The Craig Thomson saga continues to unfold like a soap opera as an anonymous female sex trade worker claimed that the embattled MP was her client.
World News Australia reports that Nine Network's A Current Affairs interviewed the prostitute who allegedly identified the crossbencher from a photo. Nine Network reportedly paid the sex trade worker $60,000 for the interview.
After the interview with the anonymous prostitute, Nine Network interviewed Mr Thomson in his parliamentary office for 90 minutes to get his response to the prostitute's claim. As expected, he denied the claim of the sex trade worker and criticised the payment of a large sum of money by the media network to get the story.
He also declined the offer by the TV crew for him to watch the DVD of the female escort's interview which is scheduled for airing next week.
"To buy a story from a prostitute is chequebook journalism as its worst.... Who is going to take this seriously when they pay a prostitute money? It has absolutely no credibility," World News Australia quoted the MP.
Mr Thomson accused Nine Network of buying their way into a story. He disclosed that the same network had offered his wife, Zoe, money for an exclusive interview, but the Thomsons rejected the offer.
Mr Thomson was charged in a Fair Work Australia (FWA) report of misusing $500,000 of the Health Services Union (HSU) funds when he was national secretary of the union. He allegedly spent some of the money on services of prostitutes.

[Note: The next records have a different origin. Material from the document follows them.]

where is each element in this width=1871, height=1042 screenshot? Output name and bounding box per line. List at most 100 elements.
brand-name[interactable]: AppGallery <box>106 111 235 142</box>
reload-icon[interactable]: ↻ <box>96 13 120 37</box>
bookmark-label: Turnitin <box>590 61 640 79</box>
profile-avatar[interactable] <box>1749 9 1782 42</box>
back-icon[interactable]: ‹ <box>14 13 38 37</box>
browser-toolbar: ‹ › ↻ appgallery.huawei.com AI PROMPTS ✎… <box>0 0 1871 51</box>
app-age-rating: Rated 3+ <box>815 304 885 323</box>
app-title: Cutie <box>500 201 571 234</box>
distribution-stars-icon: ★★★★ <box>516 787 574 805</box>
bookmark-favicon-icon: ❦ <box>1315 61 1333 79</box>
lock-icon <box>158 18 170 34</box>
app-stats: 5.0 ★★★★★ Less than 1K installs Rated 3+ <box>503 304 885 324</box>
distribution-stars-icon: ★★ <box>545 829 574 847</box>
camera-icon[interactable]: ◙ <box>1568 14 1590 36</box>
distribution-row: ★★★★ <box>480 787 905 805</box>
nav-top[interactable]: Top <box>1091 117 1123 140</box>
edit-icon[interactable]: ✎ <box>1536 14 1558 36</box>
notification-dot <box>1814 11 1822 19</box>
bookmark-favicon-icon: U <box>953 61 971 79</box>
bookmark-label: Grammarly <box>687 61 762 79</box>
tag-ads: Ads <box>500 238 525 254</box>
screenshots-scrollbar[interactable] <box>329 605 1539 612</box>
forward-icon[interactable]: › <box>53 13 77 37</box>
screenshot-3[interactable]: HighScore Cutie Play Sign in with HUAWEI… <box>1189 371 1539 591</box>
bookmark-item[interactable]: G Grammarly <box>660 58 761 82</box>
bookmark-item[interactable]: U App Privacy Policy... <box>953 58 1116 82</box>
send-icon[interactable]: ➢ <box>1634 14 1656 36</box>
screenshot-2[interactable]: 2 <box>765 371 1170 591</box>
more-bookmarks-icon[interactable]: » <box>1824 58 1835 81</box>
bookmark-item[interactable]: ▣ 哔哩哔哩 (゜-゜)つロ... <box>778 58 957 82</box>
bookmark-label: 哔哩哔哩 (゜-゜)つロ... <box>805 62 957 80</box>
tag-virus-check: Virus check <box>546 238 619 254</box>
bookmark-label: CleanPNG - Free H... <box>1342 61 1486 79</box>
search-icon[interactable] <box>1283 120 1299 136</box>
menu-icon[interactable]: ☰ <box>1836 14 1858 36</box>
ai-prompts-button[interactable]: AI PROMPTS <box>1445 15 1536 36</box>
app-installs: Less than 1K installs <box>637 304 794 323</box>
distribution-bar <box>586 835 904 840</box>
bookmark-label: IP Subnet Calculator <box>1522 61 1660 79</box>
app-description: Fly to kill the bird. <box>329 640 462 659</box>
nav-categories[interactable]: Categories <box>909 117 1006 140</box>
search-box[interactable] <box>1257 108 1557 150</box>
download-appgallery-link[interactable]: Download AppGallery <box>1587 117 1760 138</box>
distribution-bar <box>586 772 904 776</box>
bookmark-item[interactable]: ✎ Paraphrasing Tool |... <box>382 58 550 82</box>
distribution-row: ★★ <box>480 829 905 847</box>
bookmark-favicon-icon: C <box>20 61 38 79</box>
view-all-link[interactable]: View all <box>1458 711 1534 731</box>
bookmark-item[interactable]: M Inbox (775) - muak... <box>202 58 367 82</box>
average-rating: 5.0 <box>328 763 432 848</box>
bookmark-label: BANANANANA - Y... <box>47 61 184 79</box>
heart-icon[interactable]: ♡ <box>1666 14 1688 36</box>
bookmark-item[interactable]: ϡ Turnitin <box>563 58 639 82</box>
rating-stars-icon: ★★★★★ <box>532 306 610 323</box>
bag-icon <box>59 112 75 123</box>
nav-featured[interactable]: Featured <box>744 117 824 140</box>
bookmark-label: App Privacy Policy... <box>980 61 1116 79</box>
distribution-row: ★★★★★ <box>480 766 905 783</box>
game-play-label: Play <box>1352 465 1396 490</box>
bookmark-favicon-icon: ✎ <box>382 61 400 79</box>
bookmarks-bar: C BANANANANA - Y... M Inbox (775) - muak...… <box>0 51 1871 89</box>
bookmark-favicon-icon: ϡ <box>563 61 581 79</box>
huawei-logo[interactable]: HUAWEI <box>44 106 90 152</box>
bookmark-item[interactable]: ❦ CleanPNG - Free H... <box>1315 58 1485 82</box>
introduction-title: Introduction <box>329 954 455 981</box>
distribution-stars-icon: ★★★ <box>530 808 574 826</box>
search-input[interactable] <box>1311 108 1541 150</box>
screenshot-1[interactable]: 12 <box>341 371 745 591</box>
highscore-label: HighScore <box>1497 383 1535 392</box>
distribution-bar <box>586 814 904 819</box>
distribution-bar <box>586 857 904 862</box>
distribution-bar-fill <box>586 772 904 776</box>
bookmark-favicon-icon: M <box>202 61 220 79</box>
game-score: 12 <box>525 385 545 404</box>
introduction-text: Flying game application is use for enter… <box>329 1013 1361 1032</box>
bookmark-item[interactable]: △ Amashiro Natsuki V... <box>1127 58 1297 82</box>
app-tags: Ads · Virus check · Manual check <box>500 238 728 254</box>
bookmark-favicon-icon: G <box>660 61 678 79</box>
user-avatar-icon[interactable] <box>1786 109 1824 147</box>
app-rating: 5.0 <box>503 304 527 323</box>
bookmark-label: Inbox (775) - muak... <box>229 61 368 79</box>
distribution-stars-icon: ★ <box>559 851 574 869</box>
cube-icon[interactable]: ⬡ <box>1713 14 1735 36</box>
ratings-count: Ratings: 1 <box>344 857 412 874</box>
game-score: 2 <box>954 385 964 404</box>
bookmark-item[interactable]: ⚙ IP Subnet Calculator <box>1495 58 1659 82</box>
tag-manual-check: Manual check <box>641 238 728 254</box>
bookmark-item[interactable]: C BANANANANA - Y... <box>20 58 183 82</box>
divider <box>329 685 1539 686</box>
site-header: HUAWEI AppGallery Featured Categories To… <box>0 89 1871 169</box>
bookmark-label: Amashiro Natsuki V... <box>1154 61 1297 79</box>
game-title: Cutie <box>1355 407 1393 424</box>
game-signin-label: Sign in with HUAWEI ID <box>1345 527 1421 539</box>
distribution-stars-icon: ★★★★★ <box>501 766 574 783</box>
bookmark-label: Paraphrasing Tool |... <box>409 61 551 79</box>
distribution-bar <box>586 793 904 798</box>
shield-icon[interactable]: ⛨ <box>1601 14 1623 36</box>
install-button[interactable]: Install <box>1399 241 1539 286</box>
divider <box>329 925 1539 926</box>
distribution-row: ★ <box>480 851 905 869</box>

While hopes of video evidence to disprove the charge that Mr Thomson went to brothels in Sydney were dashed when a sex trade consultant said on Tuesday that few of these brothels had CCTV cameras or tapes of customers the past six years, the emergence of the sex trade worker sought to prove the charges against the former Labor MP.
The other way that Mr Thomson's name could be cleared of the charges is an ongoing investigation by the privileges committee which started its probe on Wednesday night. However, the committee is tight-lipped about the developments of its investigation.
Current HSU National Secretary Kathy Jackson, the whistleblower, wrote the committee to ask permission to provide evidence of her predecessor's misdeeds. Senior HSU official Marco Bolano, who was identified by Mr Thomson along with Ms Jackson in his Monday Parliament speech, also told the committee that he wants to debunk the MP's conspiracy theory.
While many Australians are following the unfolding drama with interest, Attorney-General Nicola Roxon said she is frustrated by all the media attention the issue continues to receive. She said rather than answer questions about Mr Thomson, she would prefer to discuss the Australian economy and Labor's budget initiatives.
"Of course it's frustrating if we then are dragged back to talking about other issues that are not really central to day-to-day delivery of services to the community," The Herald Sun quoted Ms Roxon.